Death Penalty Question

So regardless of the opinion on the death penalty I keep hearing that having the state (or State) kill someone costs more then keeping them in jail for the remainder of their life.

Does anyone have a cite for this? It is just so hard to believe the prosecution and jail costs for say 50 years would be more then killing a man.

Please lets keep this out of the Pit, I am just trying to find out the fact on this one. :smack:

I think its going to be hard to find a definite answer for this one. Opponents of the death penalty are going factor in costs that the proponents will say shouldn’t be factored in.

Here’s an offical study by the state government of Tennessee which analyzed cases only within that state, and found that death penalty cases were in fact more expensive than life imprisonment. This accords with what’s been found in other states and nationwide. Cases where the death penalty is sought are more complicated, require a lot more legal attention, and last longer. The legal costs for the state reach three to four million per case on average. Imprisonment for one year is usually around $20,000, so even fifty years imprisonment would cost just one million.

http://www.comptroller.state.tn.us/orea/reports/deathpenalty.pdf

Here’s a summary of more studies on the subject.:

Also you cannot ignore the time value of money! $20,000 paid over a 50 year period is a million dollars paid out, but worth only $200,000 today if you use a 10% cost of capital (interest rate on investment). IOW, I could pay $1,000,000 over a 50 year period if I had $200,000 today and could find a reliable investment that returned 10% (half the S&P 500 return over the last fifty years). Those extra legal fees for a death penalty case are paid immediately, whereas a life sentence is an annuity.
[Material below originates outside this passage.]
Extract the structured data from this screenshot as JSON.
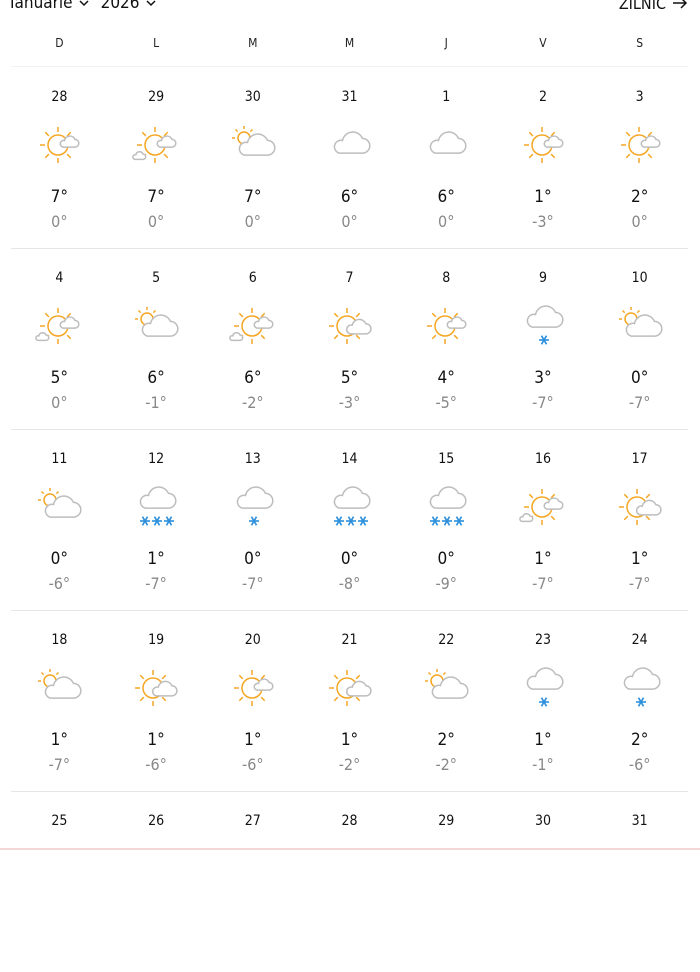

I ran across a site that listed US executions. I took a look at the details for the month of September 2003.

Four executions took place a year ago. The time period between the first death sentence was pronounced to execution was 12, 18, 4 and 9 years. The best I could tell from the narratives, the 4 year one the convict was able to stop the appeals and in the 9-year one the convict didn’t even want an appeal at all.

I don’t know if that is typical, but if it is, it might be indicate a very costly legal process.
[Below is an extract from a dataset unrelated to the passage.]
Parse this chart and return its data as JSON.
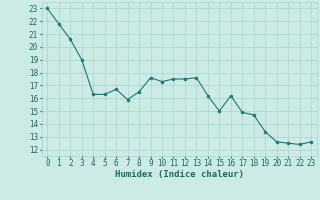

From a pure incarceration standpoint executions are cheaper.

The actual price of an execution is extremely cheap. I think the drugs cost something like $90. And the costs of personnel and such surrounding the procedure aren’t that high an increase from the day-to-day operations of a prison.

Typically death rows are prisons where each prisoner has his own cell, and is under almost total isolation from other prisoners.
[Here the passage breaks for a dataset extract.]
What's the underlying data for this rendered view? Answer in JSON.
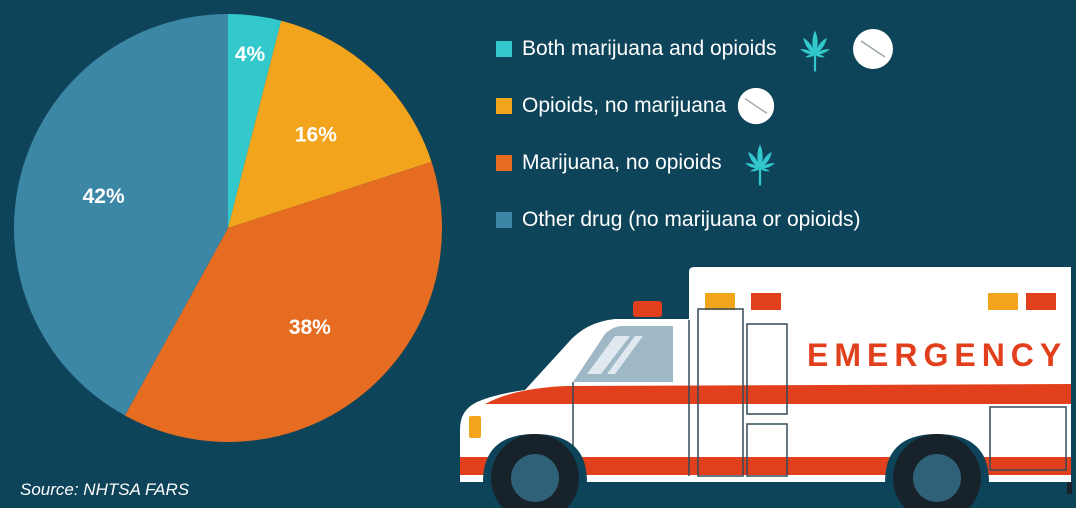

They receive all their meals delivered directly to their cell, and have individual work out areas.

This arrangement means that for the average of 8-12 years (rough average for states that have the death penalty and are truly active in its use) a prisoner is on death row he costs more per year, just in incarceration costs, than a regular prisoner.

Over a life sentence, though, the lifer in prison serving say 30-40 years costs more in pure incarceration costs.

The cost of lawsuits imo isn’t really something we need to factor into the issue. Nor is the price of executions.

If you believe that the government has a right, or that justice requires, a death sentence then the cost shouldn’t really mean anything.

Furthermore if you are against the death penalty for moral reasons trying to base that decision on the cost of the process is fairly shallow in my opinion.